Most teams using Looker Studio eventually need the same data in multiple places — a **product feature**, an **embedded chart**, or a **customer-facing report**. Managing separate pipelines means duplicated query logic and more infrastructure.

Tinybird solves this by combining a **ClickHouse®-powered analytics platform**, **SQL-based Pipes**, and **instant REST API publishing**. Ingest once, define a Pipe, and serve Looker Studio (via Google Sheets or a REST connector) and your product (via HTTP) from the same query. This is the [real-time data ingestion](https://www.tinybird.co/blog/real-time-data-ingestion) pattern for teams that outgrow single-consumer BI setups.

Next step: identify your most-used Looker Studio report, model its key query as a Tinybird Pipe, and validate freshness in staging before switching production.

## **Frequently Asked Questions (FAQs)**

### **How do I connect ClickHouse® to Looker Studio?**

Use one of three paths: a **Community Connector** (Apps Script) for direct queries to a public ClickHouse® endpoint; **Tinybird REST API** via a scheduled Google Sheets refresh; or a **JDBC bridge proxy** for private ClickHouse® instances. The Community Connector is the simplest for publicly accessible ClickHouse®.

### **Does clickhouse integration looker studio support live data?**

The **Community Connector** runs a query on each Looker Studio report load — effectively live, within Apps Script execution limits. The **Tinybird API** path via Google Sheets refreshes on a schedule (minimum ~15 minutes). Looker Studio itself caches data for up to 12 hours by default; configure data freshness in report settings to reduce the cache TTL.

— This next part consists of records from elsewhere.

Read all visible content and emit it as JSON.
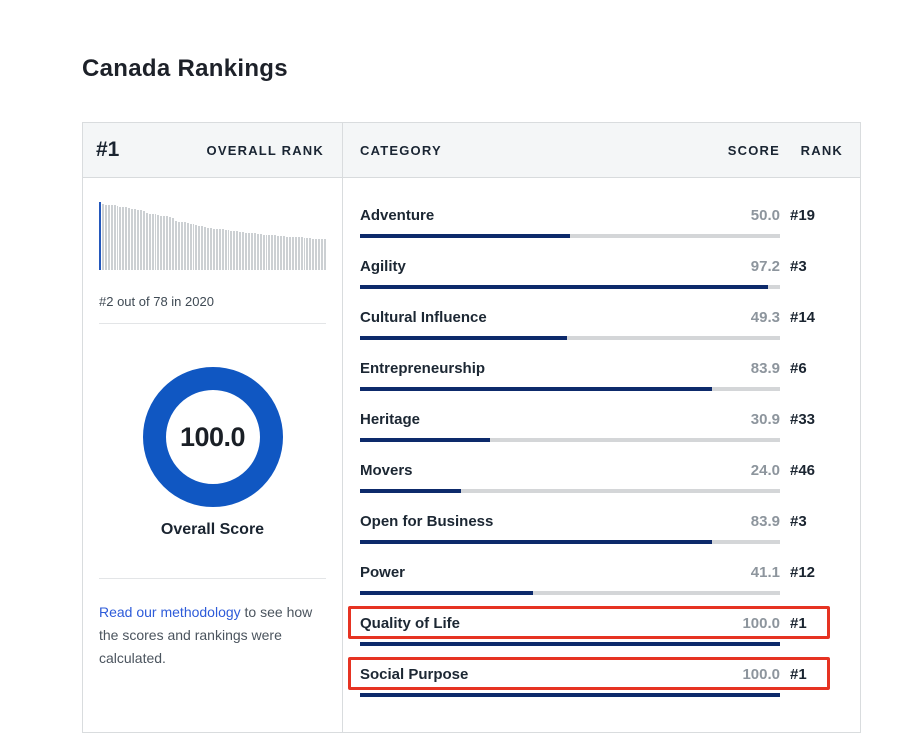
{
  "page": {
    "title": "Canada Rankings"
  },
  "overall": {
    "rank_value": "#1",
    "rank_label": "OVERALL RANK",
    "history_caption": "#2 out of 78 in 2020",
    "score": "100.0",
    "score_label": "Overall Score",
    "methodology": {
      "link_text": "Read our methodology",
      "rest_text": " to see how the scores and rankings were calculated."
    }
  },
  "table": {
    "headers": {
      "category": "CATEGORY",
      "score": "SCORE",
      "rank": "RANK"
    },
    "rows": [
      {
        "category": "Adventure",
        "score": "50.0",
        "rank": "#19",
        "percent": 50.0,
        "highlighted": false
      },
      {
        "category": "Agility",
        "score": "97.2",
        "rank": "#3",
        "percent": 97.2,
        "highlighted": false
      },
      {
        "category": "Cultural Influence",
        "score": "49.3",
        "rank": "#14",
        "percent": 49.3,
        "highlighted": false
      },
      {
        "category": "Entrepreneurship",
        "score": "83.9",
        "rank": "#6",
        "percent": 83.9,
        "highlighted": false
      },
      {
        "category": "Heritage",
        "score": "30.9",
        "rank": "#33",
        "percent": 30.9,
        "highlighted": false
      },
      {
        "category": "Movers",
        "score": "24.0",
        "rank": "#46",
        "percent": 24.0,
        "highlighted": false
      },
      {
        "category": "Open for Business",
        "score": "83.9",
        "rank": "#3",
        "percent": 83.9,
        "highlighted": false
      },
      {
        "category": "Power",
        "score": "41.1",
        "rank": "#12",
        "percent": 41.1,
        "highlighted": false
      },
      {
        "category": "Quality of Life",
        "score": "100.0",
        "rank": "#1",
        "percent": 100.0,
        "highlighted": true
      },
      {
        "category": "Social Purpose",
        "score": "100.0",
        "rank": "#1",
        "percent": 100.0,
        "highlighted": true
      }
    ]
  },
  "chart_data": [
    {
      "type": "bar",
      "name": "rank-history-sparkline",
      "title": "",
      "caption": "#2 out of 78 in 2020",
      "description": "78 thin bars of decreasing height, one per ranked country; first bar highlighted blue",
      "highlight_index": 0,
      "ylim": [
        0,
        100
      ],
      "grid": false,
      "values": [
        100,
        97,
        96,
        96,
        95,
        95,
        94,
        93,
        93,
        92,
        91,
        90,
        89,
        88,
        88,
        87,
        84,
        83,
        82,
        82,
        81,
        80,
        79,
        79,
        78,
        77,
        72,
        71,
        70,
        70,
        69,
        68,
        67,
        66,
        65,
        64,
        63,
        62,
        62,
        61,
        61,
        60,
        60,
        59,
        59,
        58,
        57,
        57,
        56,
        56,
        55,
        55,
        54,
        54,
        53,
        53,
        52,
        52,
        51,
        51,
        51,
        50,
        50,
        50,
        49,
        49,
        49,
        48,
        48,
        48,
        47,
        47,
        47,
        46,
        46,
        46,
        45,
        45
      ]
    },
    {
      "type": "pie",
      "name": "overall-score-donut",
      "value": 100.0,
      "max": 100,
      "center_text": "100.0",
      "label": "Overall Score"
    },
    {
      "type": "bar",
      "name": "category-score-bars",
      "categories": [
        "Adventure",
        "Agility",
        "Cultural Influence",
        "Entrepreneurship",
        "Heritage",
        "Movers",
        "Open for Business",
        "Power",
        "Quality of Life",
        "Social Purpose"
      ],
      "values": [
        50.0,
        97.2,
        49.3,
        83.9,
        30.9,
        24.0,
        83.9,
        41.1,
        100.0,
        100.0
      ],
      "xlim": [
        0,
        100
      ],
      "ranks": [
        "#19",
        "#3",
        "#14",
        "#6",
        "#33",
        "#46",
        "#3",
        "#12",
        "#1",
        "#1"
      ]
    }
  ],
  "colors": {
    "text_dark": "#1c2733",
    "text_gray": "#4b545e",
    "score_gray": "#8d959d",
    "navy_bar": "#0d2a6b",
    "bar_track": "#d4d6d8",
    "donut_blue": "#1057c2",
    "spark_blue": "#2458bc",
    "spark_gray": "#ccd0d3",
    "link_blue": "#2d5bd9",
    "highlight_red": "#e63322"
  }
}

### **Can I connect Looker Studio to a private ClickHouse® instance?**

Use the **Tinybird API** path (Option 2) — ingest your data into Tinybird and expose it via REST endpoints that Looker Studio can reach publicly. Note that this means data lives in Tinybird's platform, not that Tinybird proxies your existing ClickHouse® cluster directly. Alternatively, deploy a **JDBC bridge proxy** (Option 3) that sits between Google's infrastructure and your private ClickHouse® instance.

### **What SQL query format does the ClickHouse® Looker Studio connector use?**

Use standard ClickHouse® SQL — `SELECT` with explicit column aliases for dimension and metric names. Return a `Date` or `DateTime` column for Looker Studio's date range filter to work correctly. Avoid `SELECT *` — specify only the columns Looker Studio needs. Pre-aggregate in materialized views for better performance.

### **Does clickhouse integration looker studio work with Google Workspace permissions?**

Yes. Looker Studio reports can be shared within Google Workspace. Community Connectors are shared separately — authorize the connector for all users who need it. The Tinybird API path (via Google Sheets) inherits Google Sheets sharing permissions.

### **What are the main limitations of clickhouse integration looker studio?**

Apps Script execution limits (6 minutes) restrict Community Connector query size. ClickHouse® must be publicly accessible for the Community Connector. The 12-hour default cache shows stale data without configuration. The Sheets path adds refresh lag. Looker Studio's dimension/metric model requires clean, aggregated result sets — raw nested ClickHouse® types are not supported.